Except that wasn’t the problem. There was no difference between the commit that triggered the last good build and the merge commit to master that was now failing. I’m fine with magic when it fixes problems. We even have an emoji for it. “Hey, that thingamajig is working now!” Magic. I do not like it when it breaks things, although it is possible to use the same emoji for those cases as well. The first clue as to what was really happening was that the broken thing was a strict requirements check we run on a newly built image before unit tests. It has a list of packages it expects to find, and fails if it finds any discrepancy between that and the image contents.
In this case it was complaining about a specific set of libraries, and another member of our team quickly tracked them down to the official python 2.7.17 image on docker hub. Awesome. If the libraries are in the official image then we can add them to our list and fix the problem. Except… why weren’t they already in the list? We built the list off of what we expected to be in the official python image, so it should have matched what actually was in the official python image. The reason it didn’t is that we were not using python 2.7.17 when we built that list. We were using an earlier version of the image. So how did we end up building off of 2.7.17 this morning?

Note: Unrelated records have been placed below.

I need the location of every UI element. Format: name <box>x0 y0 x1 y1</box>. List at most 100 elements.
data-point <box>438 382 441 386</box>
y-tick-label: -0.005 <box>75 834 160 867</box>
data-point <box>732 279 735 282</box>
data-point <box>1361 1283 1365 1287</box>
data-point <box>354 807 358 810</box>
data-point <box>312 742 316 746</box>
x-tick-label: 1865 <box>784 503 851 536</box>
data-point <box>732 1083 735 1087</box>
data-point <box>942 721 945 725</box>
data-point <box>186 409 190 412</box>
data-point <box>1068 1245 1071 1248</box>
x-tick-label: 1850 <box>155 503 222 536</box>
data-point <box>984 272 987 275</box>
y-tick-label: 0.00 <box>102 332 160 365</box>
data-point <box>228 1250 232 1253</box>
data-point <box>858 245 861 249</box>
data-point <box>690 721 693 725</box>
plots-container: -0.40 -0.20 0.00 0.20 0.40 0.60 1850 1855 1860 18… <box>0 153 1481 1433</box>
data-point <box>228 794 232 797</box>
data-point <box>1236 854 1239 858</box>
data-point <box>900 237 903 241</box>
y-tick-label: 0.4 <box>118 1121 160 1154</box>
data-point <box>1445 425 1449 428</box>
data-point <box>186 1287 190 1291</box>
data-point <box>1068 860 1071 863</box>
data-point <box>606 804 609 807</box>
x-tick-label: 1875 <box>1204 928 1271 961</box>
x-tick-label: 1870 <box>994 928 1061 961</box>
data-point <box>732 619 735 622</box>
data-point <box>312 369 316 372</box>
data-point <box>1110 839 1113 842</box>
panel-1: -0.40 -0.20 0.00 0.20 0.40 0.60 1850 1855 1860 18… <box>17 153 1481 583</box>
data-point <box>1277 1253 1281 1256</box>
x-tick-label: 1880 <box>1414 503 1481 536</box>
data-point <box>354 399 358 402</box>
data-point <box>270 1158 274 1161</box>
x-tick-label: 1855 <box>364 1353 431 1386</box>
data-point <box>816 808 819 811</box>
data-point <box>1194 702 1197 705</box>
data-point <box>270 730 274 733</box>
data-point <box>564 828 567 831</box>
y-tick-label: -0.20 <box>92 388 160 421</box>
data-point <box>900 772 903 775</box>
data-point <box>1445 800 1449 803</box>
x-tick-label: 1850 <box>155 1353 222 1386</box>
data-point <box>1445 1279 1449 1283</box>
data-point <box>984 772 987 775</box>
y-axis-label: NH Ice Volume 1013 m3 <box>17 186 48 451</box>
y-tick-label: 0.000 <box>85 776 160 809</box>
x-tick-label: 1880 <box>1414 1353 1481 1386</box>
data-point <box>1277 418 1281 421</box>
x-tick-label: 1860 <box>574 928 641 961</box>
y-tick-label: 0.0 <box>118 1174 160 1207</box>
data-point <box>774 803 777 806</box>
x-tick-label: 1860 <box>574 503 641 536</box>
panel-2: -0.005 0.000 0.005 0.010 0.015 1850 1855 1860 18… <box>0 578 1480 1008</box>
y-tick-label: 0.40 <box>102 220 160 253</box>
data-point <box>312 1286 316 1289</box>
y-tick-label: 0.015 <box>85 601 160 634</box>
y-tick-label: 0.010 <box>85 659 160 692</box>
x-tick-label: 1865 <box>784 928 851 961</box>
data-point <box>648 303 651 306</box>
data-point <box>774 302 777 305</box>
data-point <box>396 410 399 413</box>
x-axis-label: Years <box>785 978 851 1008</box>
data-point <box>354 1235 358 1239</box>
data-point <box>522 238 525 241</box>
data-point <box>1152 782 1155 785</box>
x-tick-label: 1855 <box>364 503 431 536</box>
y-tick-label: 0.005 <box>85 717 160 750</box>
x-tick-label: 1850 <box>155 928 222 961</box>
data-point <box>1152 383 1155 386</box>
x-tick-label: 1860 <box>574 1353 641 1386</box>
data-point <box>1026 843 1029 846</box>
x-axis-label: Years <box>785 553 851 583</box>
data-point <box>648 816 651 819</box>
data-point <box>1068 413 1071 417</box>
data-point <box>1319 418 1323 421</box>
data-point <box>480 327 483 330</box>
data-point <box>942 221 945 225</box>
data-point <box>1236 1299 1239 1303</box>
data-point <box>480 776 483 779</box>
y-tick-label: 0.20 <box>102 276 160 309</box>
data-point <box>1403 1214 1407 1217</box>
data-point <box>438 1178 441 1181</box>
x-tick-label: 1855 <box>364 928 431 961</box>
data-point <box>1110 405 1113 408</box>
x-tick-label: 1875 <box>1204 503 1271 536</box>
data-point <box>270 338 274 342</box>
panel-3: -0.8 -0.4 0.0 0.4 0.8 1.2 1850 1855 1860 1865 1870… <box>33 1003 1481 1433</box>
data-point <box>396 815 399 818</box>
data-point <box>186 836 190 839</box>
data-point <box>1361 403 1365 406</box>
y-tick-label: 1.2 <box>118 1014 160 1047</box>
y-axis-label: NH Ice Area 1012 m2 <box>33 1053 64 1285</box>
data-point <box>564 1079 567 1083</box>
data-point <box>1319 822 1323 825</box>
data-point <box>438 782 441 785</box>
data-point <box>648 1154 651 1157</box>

The answer was in the Dockerfile, where the base image in the FROM directive was given as
python:2.7. The tag
2.7 is what’s known as a shared tag. In contrast to simple tags, which always point to a single version of an image built for one or more architectures, shared tags identify a set of images, each of which may be built for a different platform and architecture. In both cases it’s up to the host docker daemon to choose which image to pull. I’m not sure what version of the image we built our manifest off of (we do know, and I could go look, but it’s late and I’m lazy), but at some point afterward the
2.7 tag was applied to a new release and when we ran a build this morning it pulled a new image, with new stuff in it, and things broke.
Which is mostly good, by the way. That is exactly what the check is supposed to do. An image with unlisted packages did not get into production. The only downside was the broken build that needed to be fixed on a Thursday morning after a maintenance window the night before. But there’s a valuable lesson in it: if you don’t use a tag that identifies a specific image then you don’t really know what bits are going to end up on your server disk. And it doesn’t have to be a shared tag to cause a problem. It just has to be a tag that can get removed from one image and applied to another. The
latest tag is a common example. Shared tags presumably have their uses, like pulling multiple images at once, they just have no more place in a production Dockerfile than
Of course, this is all convention, and image authors are free to tag things the way they wish, and probably someone will chime in with a comment about how I still don’t really know what bits are going to end up on the disk unless we built the image ourselves from scratch (which in some cases we do). True enough, but the whole topic of trusting images from docker hub is another deep discussion. The thing that bit us here isn’t anomalous or unexpected: the image a shared tag identifies will definitely change at some point; it’s more or less the reason for shared tags. Interestingly this problem hit us twice in one day, as later our on-call person had to help fix a node.js build that broke for the exact same reason. So probably not the way I would have chosen to remind ourselves to be specific with image tags, but a good reminder nevertheless.